Today's statement from Microsoft regarding Kotick's place at Activision after the acquisition has come to a close has been vague, to say the least. "Bobby will lead [Activision Blizzard] as CEO, as he has for the last 30 years. Together, Bobby and Phil will work together to ensure the transition to this exciting new combined enterprise. The Activision Blizzard business will report to Phil after the close," said one representative to Axios' Stephen Totilo.
A propos of nothing, here's how much Activision Blizzard is to pay Kotick if he is terminated as a result of a change of control of the company, per his employee agreement pic.twitter.com/JEA5zexmI1— Alex (@gamesbizuk) January 18, 2022
You'll notice that this statement doesn't specifically say that Kotick is staying. However, to oust him from Activision would require an astonishing amount of cash from Microsoft. As per Kotick's employment agreement with Activision Blizzard, termination without cause or good reason following a change of control would cost nearly $293 million.

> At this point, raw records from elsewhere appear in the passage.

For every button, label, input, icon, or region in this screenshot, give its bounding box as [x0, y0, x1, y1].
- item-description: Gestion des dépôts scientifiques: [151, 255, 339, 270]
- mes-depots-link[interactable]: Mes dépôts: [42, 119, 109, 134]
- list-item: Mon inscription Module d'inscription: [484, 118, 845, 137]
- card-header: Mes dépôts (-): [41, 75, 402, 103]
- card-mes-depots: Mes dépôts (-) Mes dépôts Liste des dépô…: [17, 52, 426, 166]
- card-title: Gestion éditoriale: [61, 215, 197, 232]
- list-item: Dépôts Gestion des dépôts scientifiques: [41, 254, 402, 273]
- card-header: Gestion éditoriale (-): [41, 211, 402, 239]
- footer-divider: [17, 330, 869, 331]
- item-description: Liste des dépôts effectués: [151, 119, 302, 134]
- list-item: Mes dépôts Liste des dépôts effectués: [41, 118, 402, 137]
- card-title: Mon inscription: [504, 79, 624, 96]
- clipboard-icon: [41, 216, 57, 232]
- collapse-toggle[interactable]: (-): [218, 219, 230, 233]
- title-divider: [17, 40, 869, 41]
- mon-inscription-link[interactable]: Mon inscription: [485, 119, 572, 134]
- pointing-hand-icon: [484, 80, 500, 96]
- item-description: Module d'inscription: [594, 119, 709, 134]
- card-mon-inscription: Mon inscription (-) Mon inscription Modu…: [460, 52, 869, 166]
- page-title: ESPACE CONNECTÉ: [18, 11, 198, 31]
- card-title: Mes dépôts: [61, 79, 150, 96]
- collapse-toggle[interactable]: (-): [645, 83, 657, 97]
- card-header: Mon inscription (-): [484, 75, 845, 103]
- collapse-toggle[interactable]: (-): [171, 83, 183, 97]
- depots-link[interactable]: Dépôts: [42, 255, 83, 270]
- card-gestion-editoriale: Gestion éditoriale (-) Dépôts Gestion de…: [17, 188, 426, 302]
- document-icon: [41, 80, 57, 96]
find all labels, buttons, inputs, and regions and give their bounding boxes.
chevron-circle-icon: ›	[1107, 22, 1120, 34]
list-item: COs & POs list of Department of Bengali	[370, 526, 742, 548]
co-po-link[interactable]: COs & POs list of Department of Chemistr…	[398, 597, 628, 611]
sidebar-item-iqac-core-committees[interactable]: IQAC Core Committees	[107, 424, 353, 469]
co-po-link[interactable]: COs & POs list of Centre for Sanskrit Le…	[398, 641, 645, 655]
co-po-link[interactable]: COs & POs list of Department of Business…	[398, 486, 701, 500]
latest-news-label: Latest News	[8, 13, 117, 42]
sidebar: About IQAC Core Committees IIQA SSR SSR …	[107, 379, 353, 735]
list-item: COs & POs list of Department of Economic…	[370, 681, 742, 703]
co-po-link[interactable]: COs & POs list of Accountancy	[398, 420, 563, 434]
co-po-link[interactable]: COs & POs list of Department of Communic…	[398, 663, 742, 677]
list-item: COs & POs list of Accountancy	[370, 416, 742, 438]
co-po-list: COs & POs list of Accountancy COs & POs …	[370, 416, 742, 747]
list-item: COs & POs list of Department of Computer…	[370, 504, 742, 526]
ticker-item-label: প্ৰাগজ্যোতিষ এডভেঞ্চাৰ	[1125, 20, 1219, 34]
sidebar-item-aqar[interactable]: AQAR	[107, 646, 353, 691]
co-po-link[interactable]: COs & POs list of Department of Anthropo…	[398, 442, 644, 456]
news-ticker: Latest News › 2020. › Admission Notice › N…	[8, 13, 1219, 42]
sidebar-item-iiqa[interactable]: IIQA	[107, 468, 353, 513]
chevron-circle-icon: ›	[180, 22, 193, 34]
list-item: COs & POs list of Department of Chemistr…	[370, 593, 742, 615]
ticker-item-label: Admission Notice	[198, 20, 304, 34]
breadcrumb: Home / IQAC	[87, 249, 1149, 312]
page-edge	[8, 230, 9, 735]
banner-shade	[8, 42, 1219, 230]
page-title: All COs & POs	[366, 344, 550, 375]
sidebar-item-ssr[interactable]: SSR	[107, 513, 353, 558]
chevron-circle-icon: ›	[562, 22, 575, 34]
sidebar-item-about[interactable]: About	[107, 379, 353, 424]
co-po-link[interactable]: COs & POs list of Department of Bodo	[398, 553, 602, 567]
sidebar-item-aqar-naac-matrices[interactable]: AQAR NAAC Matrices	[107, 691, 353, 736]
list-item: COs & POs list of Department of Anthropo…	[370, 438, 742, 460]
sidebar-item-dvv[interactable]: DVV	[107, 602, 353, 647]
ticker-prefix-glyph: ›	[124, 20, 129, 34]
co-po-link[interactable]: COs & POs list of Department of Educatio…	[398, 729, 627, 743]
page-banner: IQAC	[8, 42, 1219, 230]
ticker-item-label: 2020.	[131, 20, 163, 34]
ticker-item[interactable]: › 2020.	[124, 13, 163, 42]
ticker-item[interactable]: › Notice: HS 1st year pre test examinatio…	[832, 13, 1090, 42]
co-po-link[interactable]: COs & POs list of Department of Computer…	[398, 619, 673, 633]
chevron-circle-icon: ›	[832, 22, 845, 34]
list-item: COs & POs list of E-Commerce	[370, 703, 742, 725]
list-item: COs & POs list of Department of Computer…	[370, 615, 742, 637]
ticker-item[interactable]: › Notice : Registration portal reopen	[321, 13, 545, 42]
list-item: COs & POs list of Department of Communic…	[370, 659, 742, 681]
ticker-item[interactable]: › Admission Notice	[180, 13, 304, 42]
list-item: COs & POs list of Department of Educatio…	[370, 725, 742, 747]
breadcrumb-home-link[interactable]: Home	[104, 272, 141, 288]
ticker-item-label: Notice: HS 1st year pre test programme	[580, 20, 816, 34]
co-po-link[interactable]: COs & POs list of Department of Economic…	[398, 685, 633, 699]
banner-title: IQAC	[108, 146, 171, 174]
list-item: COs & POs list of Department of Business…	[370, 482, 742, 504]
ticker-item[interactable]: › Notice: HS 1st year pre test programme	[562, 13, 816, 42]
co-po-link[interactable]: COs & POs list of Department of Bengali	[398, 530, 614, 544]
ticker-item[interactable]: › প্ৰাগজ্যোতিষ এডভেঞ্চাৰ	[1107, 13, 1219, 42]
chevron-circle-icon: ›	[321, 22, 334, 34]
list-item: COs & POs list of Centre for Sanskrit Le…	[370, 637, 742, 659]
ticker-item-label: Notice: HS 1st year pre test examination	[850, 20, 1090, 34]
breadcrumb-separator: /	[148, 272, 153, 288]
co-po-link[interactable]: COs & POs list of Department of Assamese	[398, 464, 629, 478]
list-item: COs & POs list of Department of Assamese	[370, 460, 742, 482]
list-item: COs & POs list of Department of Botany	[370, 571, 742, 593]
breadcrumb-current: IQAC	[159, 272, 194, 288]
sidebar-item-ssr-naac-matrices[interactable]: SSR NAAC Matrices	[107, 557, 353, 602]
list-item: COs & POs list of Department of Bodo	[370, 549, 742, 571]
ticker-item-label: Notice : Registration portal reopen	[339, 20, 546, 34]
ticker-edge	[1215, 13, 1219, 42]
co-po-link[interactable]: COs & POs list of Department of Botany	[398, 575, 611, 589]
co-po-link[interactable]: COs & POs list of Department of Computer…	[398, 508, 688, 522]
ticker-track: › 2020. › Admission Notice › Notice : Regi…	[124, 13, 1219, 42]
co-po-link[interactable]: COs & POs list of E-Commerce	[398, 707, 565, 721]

"As a company, Microsoft is committed to our journey for inclusion in every aspect of gaming, among both employees and players," said Spencer in the announcement about the acquisition published to Xbox Wire. "We also believe that creative success and autonomy go hand-in-hand with treating every person with dignity and respect. We hold all teams, and all leaders, to this commitment. We’re looking forward to extending our culture of proactive inclusion to the great teams across Activision Blizzard." Evidently, there are a lot of eyes on Microsoft and Activision at the moment to see what will happen next for the controversial company.